Ross sez, "A high-placed insider (ex VP of PR at Cigna) describes the machinations the insurance industry has used to keep us from getting a decent health care system."

This guy literally wrote the talking-points memo that the anti-universal-health-care crowd uses. He had a conversion experience and has now come clean. Remarkable.

BILL MOYERS: Was [Michael Moore's SICKO] true? Did you think it contained a great truth?

WENDELL POTTER: Absolutely did.

BILL MOYERS: What was it?

WENDELL POTTER: That we shouldn't fear government involvement in our health care system. That there is an appropriate role for government, and it's been proven in the countries that were in that movie.

You know, we have more people who are uninsured in this country than the entire population of Canada. And that if you include the people who are underinsured, more people than in the United Kingdom. We have huge numbers of people who are also just a lay-off away from joining the ranks of the uninsured, or being purged by their insurance company, and winding up there.

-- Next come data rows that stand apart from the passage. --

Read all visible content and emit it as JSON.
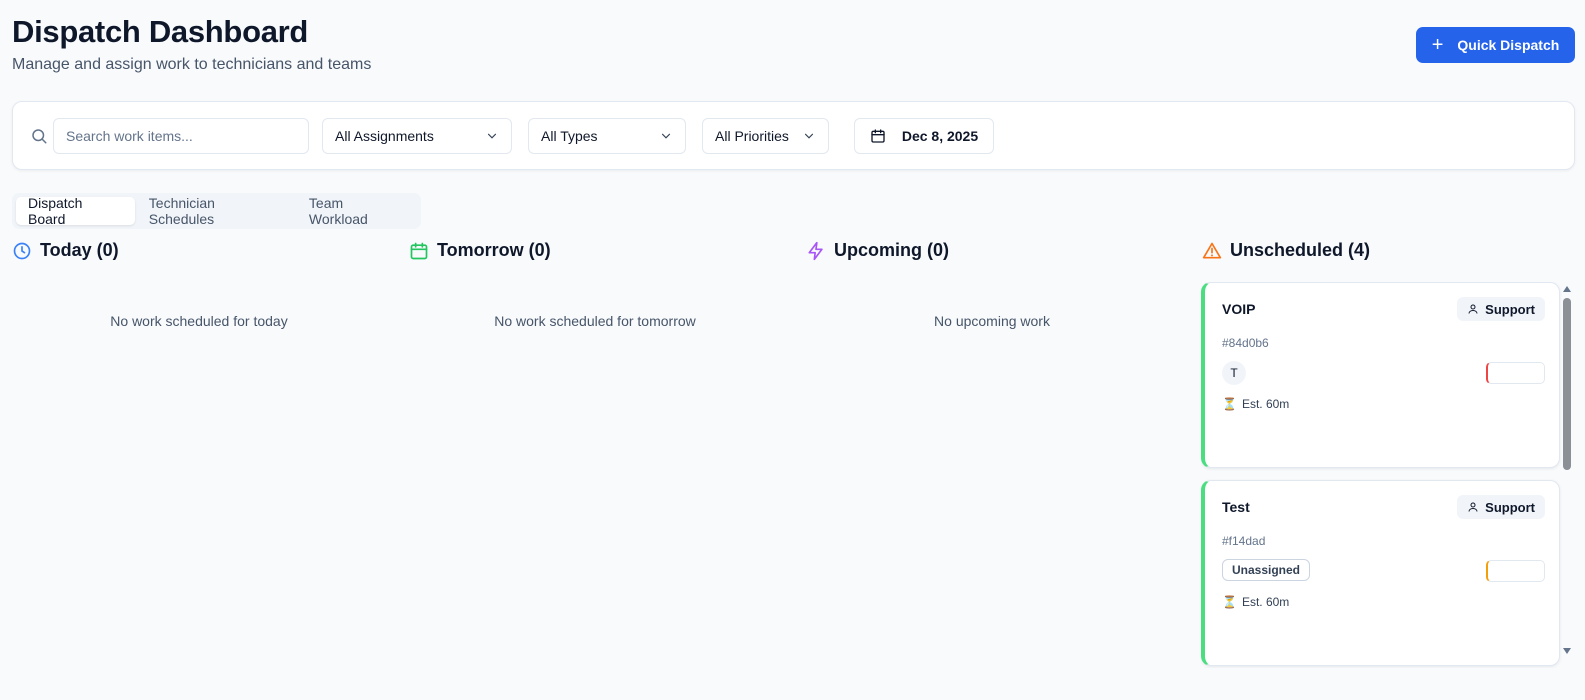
{
  "header": {
    "title": "Dispatch Dashboard",
    "subtitle": "Manage and assign work to technicians and teams",
    "quick_dispatch_label": "Quick Dispatch"
  },
  "filters": {
    "search_placeholder": "Search work items...",
    "assignments": "All Assignments",
    "types": "All Types",
    "priorities": "All Priorities",
    "date": "Dec 8, 2025"
  },
  "tabs": [
    {
      "label": "Dispatch Board",
      "active": true
    },
    {
      "label": "Technician Schedules",
      "active": false
    },
    {
      "label": "Team Workload",
      "active": false
    }
  ],
  "columns": {
    "today": {
      "title": "Today (0)",
      "empty": "No work scheduled for today",
      "icon": "clock-icon",
      "color": "#3b82f6"
    },
    "tomorrow": {
      "title": "Tomorrow (0)",
      "empty": "No work scheduled for tomorrow",
      "icon": "calendar-icon",
      "color": "#22c55e"
    },
    "upcoming": {
      "title": "Upcoming (0)",
      "empty": "No upcoming work",
      "icon": "lightning-icon",
      "color": "#a855f7"
    },
    "unscheduled": {
      "title": "Unscheduled (4)",
      "icon": "warning-icon",
      "color": "#f97316"
    }
  },
  "cards": [
    {
      "title": "VOIP",
      "team": "Support",
      "id": "#84d0b6",
      "assignee_initial": "T",
      "priority_color": "#ef4444",
      "estimate": "Est. 60m"
    },
    {
      "title": "Test",
      "team": "Support",
      "id": "#f14dad",
      "assignee": "Unassigned",
      "priority_color": "#f59e0b",
      "estimate": "Est. 60m"
    }
  ],
  "colors": {
    "accent": "#2563eb",
    "card_border": "#4ade80"
  }
}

And another thing is that the advocates of reform or the opponents of reform are those who are saying that we need to be careful about what we do here, because we don't want the government to take away your choice of a health plan. It's more likely that your employer and your insurer is going to switch you from a plan that you're in now to one that you don't want. You might be in the plan you like now.

But chances are, pretty soon, you're going to be enrolled in one of these high deductible plans in which you're going to find that much more of the cost is being shifted to you than you ever imagined…

WENDELL POTTER: And [Wall Street thinks] that this company has not done a good job of managing medical expenses. It has not denied enough claims. It has not kicked enough people off the rolls. And that's what– that is what happens, what these companies do, to make sure that they satisfy Wall Street's expectations with the medical loss ratio.